Samar-samar ada informasi, alasan penolakan sudah dikonsultasikan dengan beberapa teman di Fakultas Hukum UGM. Terlepas apa pun alasannya, saya tidak bersoal, apalagi kecewa. Toh, saya hanya diminta membantu Rektor agar ditemukan seseorang yang pantas diberi UGM Award untuk kategori penggiat antikorupsi. Berbekal informasi cukup, semaksimal mungkin usaha saya lakukan sebagai dasar pengusulan tersebut.
Sebatas usulan itu wewenang saya, bukan untuk memutuskannya. Ketika kategori penggiat antikorupsi akhirnya ditiadakan, hal demikian saya maknakan bahwa bagi Rektor UGM belum ada seorang pun pantas diberi predikat sebagai tokoh teladan penggiat antikorupsi di negeri ini. Keesokan harinya, ada berita menarik dan luar biasa. Diwartakan, di tingkat pertama dan kedua, Angelina Sondakh divonis 4 tahun 6 bulan.
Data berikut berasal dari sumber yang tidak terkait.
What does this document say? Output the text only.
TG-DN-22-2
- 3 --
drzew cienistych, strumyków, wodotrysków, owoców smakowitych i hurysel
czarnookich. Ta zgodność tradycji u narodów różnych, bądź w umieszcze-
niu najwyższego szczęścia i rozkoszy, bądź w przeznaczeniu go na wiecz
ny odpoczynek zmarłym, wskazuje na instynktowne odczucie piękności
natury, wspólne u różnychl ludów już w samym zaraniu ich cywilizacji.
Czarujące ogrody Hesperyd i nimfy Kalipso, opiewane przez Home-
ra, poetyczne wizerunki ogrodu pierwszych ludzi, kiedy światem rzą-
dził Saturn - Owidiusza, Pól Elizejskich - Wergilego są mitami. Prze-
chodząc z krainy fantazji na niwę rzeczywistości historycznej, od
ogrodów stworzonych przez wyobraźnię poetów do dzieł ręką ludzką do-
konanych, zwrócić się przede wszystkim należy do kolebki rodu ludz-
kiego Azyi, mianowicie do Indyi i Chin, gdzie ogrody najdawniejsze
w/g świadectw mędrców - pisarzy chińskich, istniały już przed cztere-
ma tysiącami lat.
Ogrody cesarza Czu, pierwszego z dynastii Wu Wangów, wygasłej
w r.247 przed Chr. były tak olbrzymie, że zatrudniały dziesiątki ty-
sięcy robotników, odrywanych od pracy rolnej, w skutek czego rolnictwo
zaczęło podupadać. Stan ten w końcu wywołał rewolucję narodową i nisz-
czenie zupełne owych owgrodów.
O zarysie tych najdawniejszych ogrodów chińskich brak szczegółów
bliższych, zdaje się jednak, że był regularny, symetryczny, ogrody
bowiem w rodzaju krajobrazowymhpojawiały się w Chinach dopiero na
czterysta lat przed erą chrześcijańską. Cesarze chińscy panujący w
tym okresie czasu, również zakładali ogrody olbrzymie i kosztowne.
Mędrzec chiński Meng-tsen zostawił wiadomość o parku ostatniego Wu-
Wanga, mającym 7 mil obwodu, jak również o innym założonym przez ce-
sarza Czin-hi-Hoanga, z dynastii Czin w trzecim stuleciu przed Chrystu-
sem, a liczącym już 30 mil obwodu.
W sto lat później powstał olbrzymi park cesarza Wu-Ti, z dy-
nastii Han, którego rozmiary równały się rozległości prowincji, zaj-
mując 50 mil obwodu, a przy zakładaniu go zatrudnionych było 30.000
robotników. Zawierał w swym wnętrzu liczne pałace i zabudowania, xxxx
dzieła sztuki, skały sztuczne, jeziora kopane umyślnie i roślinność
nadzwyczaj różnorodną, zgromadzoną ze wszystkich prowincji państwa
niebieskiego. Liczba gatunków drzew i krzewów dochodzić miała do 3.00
Namun pada 20 November 2013 majelis kasasi dipimpin hakim agung Artidjo Alkostar mengabulkan kasasi yang diajukan jaksa, berupa pidana 12 tahun penjara, denda 500 juta subsider 8 bulan kurungan, uang pengganti Rp12,580 miliar dan USD2,350 juta dan kalau tidak dibayar dalam sekian waktu harus diganti hukuman 5 tahun penjara. Putusan kasasi yang progresif dari Artidjo Alkostar untuk kesekian kalinya ini patut diapresiasi.
Sujud syukur atas putusan ini. Bagi saya, putusan itu mencerminkan ketajaman hati nurani majelis hakim tersebut. Sepeninggal hakim agung Bismar Siregar, negeri ini seakan gersang dari keadilan. Begitu banyak kasus-kasus masuk pengadilan, tetapi ujung-ujungnya kekecewaan para pencari keadilan, karena putusan hakim jauh dari keadilan sosial.
Dalam memeriksa dan mengadili kasus-kasus korupsi, hakim umumnya terjebak pada sikap pragmatisme, legalistik, dan cenderung berorientasi pada kenyamanan dan kemapanan karier daripada berusaha ke arah terwujudnya keadilan sosial. Kegersangan keadilan itu kini sedikit terobati dengan hadirnya Artidjo Alkostar.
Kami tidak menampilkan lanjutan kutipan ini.